Uncle Lee's was born in 1979, on the site of a progressively deteriorating Eddie's grocery store. At the beginning, the building was half restaurant and half an excellent Chinese market that sold jasmine teas and gyoza wrappers, and less familiar products like almond powder, Chinese sesame paste and jars of fermented rice. (Such things were not available all over the city then.)
The store didn't take, but the restaurant did. Its interesting dishes tasted of ingredients that had been freshly assembled and cooked, the peppers were hotter than any around, and tastes were surprising, often explosive, and authoritative. There was a clipping in the window that described the chef's previous success at a restaurant in New York. He was terrific.
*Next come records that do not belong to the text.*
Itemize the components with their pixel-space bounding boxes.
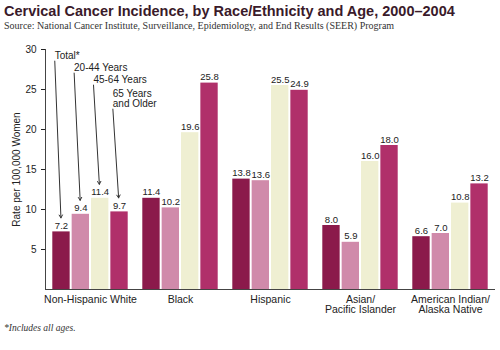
- svg-text:9.7: 9.7: [113, 200, 126, 211]
- svg-text:16.0: 16.0: [361, 150, 380, 161]
- svg-text:30: 30: [25, 44, 37, 55]
- svg-text:Total*: Total*: [55, 50, 80, 61]
- svg-text:Non-Hispanic White: Non-Hispanic White: [44, 293, 137, 305]
- svg-text:10.8: 10.8: [451, 191, 470, 202]
- svg-text:Rate per 100,000 Women: Rate per 100,000 Women: [11, 112, 22, 226]
- svg-text:25.5: 25.5: [271, 74, 290, 85]
- svg-text:7.0: 7.0: [434, 222, 447, 233]
- svg-text:8.0: 8.0: [325, 214, 338, 225]
- svg-text:13.8: 13.8: [232, 167, 251, 178]
- svg-text:15: 15: [25, 164, 37, 175]
- svg-text:11.4: 11.4: [143, 186, 161, 197]
- svg-text:5.9: 5.9: [344, 230, 357, 241]
- svg-text:65 Yearsand Older: 65 Yearsand Older: [113, 88, 158, 109]
- svg-text:24.9: 24.9: [290, 78, 309, 89]
- svg-text:10: 10: [25, 204, 37, 215]
- svg-text:45-64 Years: 45-64 Years: [93, 74, 146, 85]
- svg-text:6.6: 6.6: [415, 225, 428, 236]
- svg-text:18.0: 18.0: [380, 134, 399, 145]
- svg-text:5: 5: [31, 244, 37, 255]
- svg-text:25.8: 25.8: [200, 71, 219, 82]
- svg-text:25: 25: [25, 84, 37, 95]
- svg-text:American Indian/Alaska Native: American Indian/Alaska Native: [411, 293, 490, 315]
- svg-text:9.4: 9.4: [74, 202, 87, 213]
- svg-text:Asian/Pacific Islander: Asian/Pacific Islander: [325, 293, 397, 315]
- svg-text:19.6: 19.6: [181, 121, 200, 132]
- svg-text:11.4: 11.4: [91, 186, 109, 197]
- svg-text:13.2: 13.2: [470, 172, 489, 183]
- svg-text:13.6: 13.6: [252, 169, 271, 180]
- html-text:*Includes all ages.: *Includes all ages.: [4, 323, 76, 333]
- svg-text:Black: Black: [168, 293, 194, 305]
- svg-text:10.2: 10.2: [162, 196, 181, 207]
- svg-text:20: 20: [25, 124, 37, 135]
- html-text:Source: National Cancer Instit: Source: National Cancer Institute, Surve…: [4, 20, 395, 31]
- svg-text:7.2: 7.2: [55, 220, 68, 231]
- svg-text:20-44 Years: 20-44 Years: [74, 62, 127, 73]
- svg-text:Hispanic: Hispanic: [250, 293, 290, 305]
- html-text:Cervical Cancer Incidence, by: Cervical Cancer Incidence, by Race/Ethni…: [4, 3, 455, 19]
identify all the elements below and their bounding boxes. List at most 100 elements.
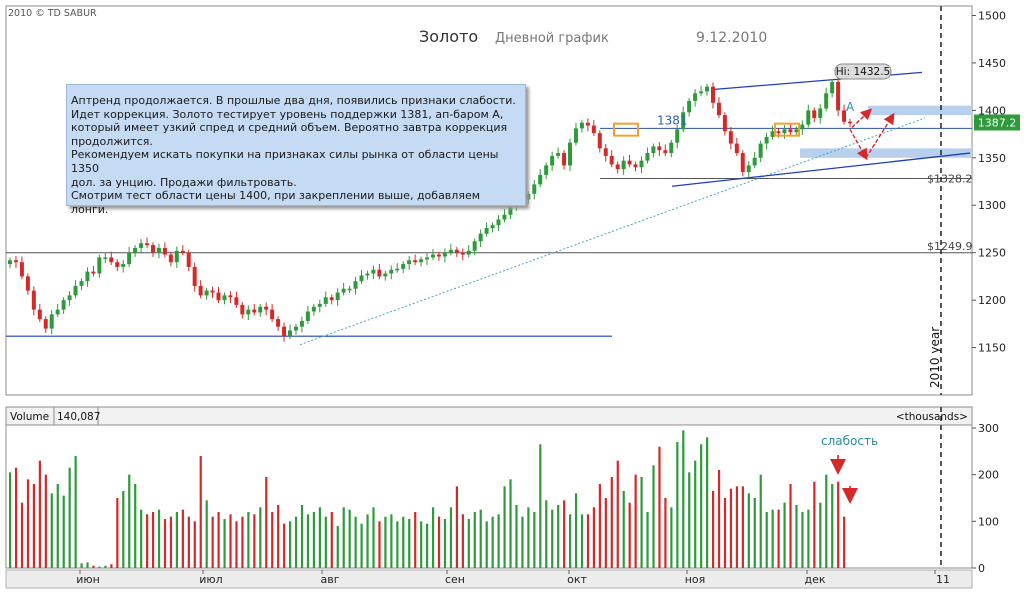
candle-body [168, 254, 173, 263]
volume-bar [580, 514, 584, 568]
volume-bar [318, 507, 321, 568]
candle-body [222, 295, 227, 301]
volume-bar [151, 512, 155, 568]
candle-body [538, 174, 543, 185]
candle-body [579, 122, 584, 129]
last-price-label: 1387.2 [978, 117, 1017, 130]
chart-date: 9.12.2010 [696, 30, 767, 46]
volume-bar [443, 519, 447, 568]
candle-body [430, 254, 435, 258]
candle-body [13, 260, 18, 263]
volume-bar [80, 563, 83, 568]
candle-body [466, 250, 471, 255]
candle-body [848, 121, 852, 124]
candle-body [746, 165, 751, 173]
volume-bar [533, 512, 536, 568]
candle-body [401, 264, 406, 269]
volume-bar [122, 491, 125, 568]
candle-body [496, 219, 501, 226]
chart-subtitle: Дневной график [495, 31, 609, 46]
candle-body [240, 304, 245, 315]
volume-bar [9, 472, 12, 568]
candle-body [419, 259, 424, 263]
candle-body [532, 184, 537, 194]
volume-bar [783, 502, 786, 568]
volume-bar [694, 460, 697, 568]
volume-bar [837, 481, 840, 568]
volume-bar [259, 507, 262, 568]
volume-bar [205, 500, 208, 568]
candle-body [657, 146, 662, 151]
candle-body [478, 233, 483, 242]
candle-body [145, 243, 150, 246]
test-box [774, 122, 800, 137]
volume-bar [408, 519, 411, 568]
candle-body [359, 275, 364, 282]
volume-bar [771, 509, 774, 568]
candle-body [335, 292, 340, 301]
volume-bar [467, 519, 470, 568]
commentary-note: Аптренд продолжается. В прошлые два дня,… [66, 84, 526, 216]
volume-bar [831, 484, 834, 568]
volume-bar [157, 509, 161, 568]
candle-body [794, 129, 799, 133]
test-box [613, 122, 639, 137]
candle-body [460, 252, 465, 255]
candle-body [758, 143, 763, 158]
volume-bar [729, 488, 733, 568]
volume-bar [717, 470, 721, 568]
volume-bar [658, 446, 661, 568]
candle-body [788, 129, 793, 133]
volume-bar [414, 512, 417, 568]
forecast-arrow [851, 108, 873, 128]
volume-bar [551, 509, 554, 568]
candle-body [204, 290, 209, 296]
volume-bar [360, 523, 363, 568]
volume-bar [455, 486, 459, 568]
candle-body [377, 269, 382, 277]
price-tick-label: 1450 [978, 57, 1006, 70]
volume-bar [235, 521, 238, 568]
candle-body [19, 262, 24, 277]
volume-bar [640, 477, 643, 568]
volume-bar [116, 498, 119, 568]
candle-body [341, 288, 346, 293]
candle-body [43, 319, 48, 329]
volume-value: 140,087 [57, 411, 100, 423]
volume-bar [140, 509, 143, 568]
volume-bar [193, 521, 196, 568]
candle-body [383, 273, 388, 277]
volume-bar [86, 562, 89, 568]
volume-bar [265, 477, 268, 568]
volume-bar [688, 472, 691, 568]
volume-bar [128, 474, 131, 568]
candle-body [73, 285, 78, 296]
candle-body [687, 100, 692, 113]
channel-bottom-line [671, 152, 971, 187]
candle-body [216, 292, 221, 301]
candle-body [645, 153, 650, 161]
candle-body [299, 320, 304, 327]
volume-bar [354, 516, 357, 568]
candle-body [454, 249, 459, 253]
volume-bar [479, 509, 482, 568]
volume-bar [283, 523, 286, 568]
candle-body [139, 243, 144, 248]
candle-body [67, 295, 72, 301]
volume-bar [378, 521, 381, 568]
candle-body [97, 257, 102, 274]
candle-body [663, 150, 668, 154]
candle-body [675, 129, 680, 143]
candle-body [252, 309, 257, 313]
volume-bar [664, 498, 667, 568]
volume-label: Volume [10, 411, 49, 423]
volume-bar [825, 474, 828, 568]
volume-bar [473, 512, 476, 568]
candle-body [490, 225, 495, 229]
date-tick-label: дек [804, 573, 825, 586]
volume-bar [497, 514, 500, 568]
volume-bar [163, 519, 167, 568]
volume-bar [169, 516, 173, 568]
volume-bar [56, 484, 59, 568]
That was 11 years ago, and a lot has happened in the interim, including the transformation of those two city blocks into an Oriental-restaurant island. First, the Thai Restaurant moved across the street, then the China Palace moved next door, and finally the Szechuan Dynasty moved next to the Thai. FYI: The Golden Star has been there forever. See it in "Polyester"?
When we went back to Uncle Lee's recently, it was our first visit in seven or eight years. We were surprised by some changes, including a skylight in the ceiling, and a large goldfish-packed fish tank at the entryway. We found ourselves in a comfortable and quiet booth, and in an atmosphere marginally more polished than many neighborhood Chinese eateries, which we attributed to some restful beiges in the rooms and to the comforts of white tablecloths and cloth napkins.
We began our meal sharing around orders of paper chicken ($2.50), hot and sour soup ($1.50) and cold sesame noodles with cucumber and peanut butter sauce ($3.95). Paper chicken presented a logistical problem. The only way to open the two triangular aluminum foil wrappers was to pull away at the edges with our fingers. We did so, but were stuck with unpleasantly greasy hands. Then, finding that in any case the unremarkable, chopped protein contents lacked an identity, we swore off ordering paper chicken again.
The hot and sour soup, by contrast, was a stimulating and soothing restorative for a cold autumn's night. It had a lightly thickened, pleasant broth textured with slippery bits of tree fungus, long rectangles of bamboo shoot, coils of egg, bean curd and a -- of hot sesame oil.
The cold noodles constituted the most distinctive dish we tried, and our favorite, though we still managed to come away with some quibbles. What was good about them were some simple shafts of cucumber over the top, and a fine dice of Sichuan preserved vegetable that tasted intriguingly musky and odd, like a cross, say, between a black walnut and a turnip. Still, there was too much oil, too little of it tasting of peanuts, and a need for more onion and some chopped herb -- if not cilantro, at least parsley. We missed contrast and fresh textures.
We ordered two dishes from Uncle Lee's bean curd and vegetables menu: spicy kung pao bean curd ($6.50) and eggplants in garlic sauce ($6.50). In the bean curd preparation, big chunks of bean curd were mixed with diced fresh carrot, peanuts, green onions, hot peppers and something like a tasteless pickle slice that was probably cucumber. While the eggplants were delicious to an eggplant lover, someone without a consuming passion for them might have been put off by so many unalloyed, slithery, soft fingers of eggplant laced with so many columns of seeds.
We also tried a platter of duck meat Hunan style ($10.95), but were alienated by strident saltiness and an old bird. Fresh duck meat is lustrous and sweetly luscious. Old duck meat is neither. A quantity of fermented black beans may have caused the salt overdose, which the sliced water chestnuts, tree fungus, pea pods and scallions couldn't cut.
Sauteed double flavors ($9.95) used three slices of pale winter tomato to divide two preparations. On one side, sweet, mild shrimp that tasted canned met heated frozen peas, and on the other, crescents of onion decorated coarse threads of pork heavily salted with fermented black beans.
Had I eaten one dish all by myself, with a bowl of rice, perhaps I would have liked my dinner more. Sharing around, we found that everything tasted pretty much like everything else, because of a persistent, ubiquitous brownish sauce which caused the otherwise pleasant food to taste uniform and indistinctive.
We liked our cheerful and attentive waitress. Our only serious trouble came when we cracked open our fortune cookies. Two of us had nothing but cookie shards. No futures. Thinking our ends nigh, in response we looked hard both ways before crossing the street, and didn't curse out loud the man with the boom box on the corner.
Uncle Lee's, 3317 Greenmount Ave., 366-3333
Hours: Mondays to Thursdays 11:30 a.m. to 10:30 p.m., Fridays and Saturdays until 11:30 p.m.; Sundays noon to 9:30 p.m.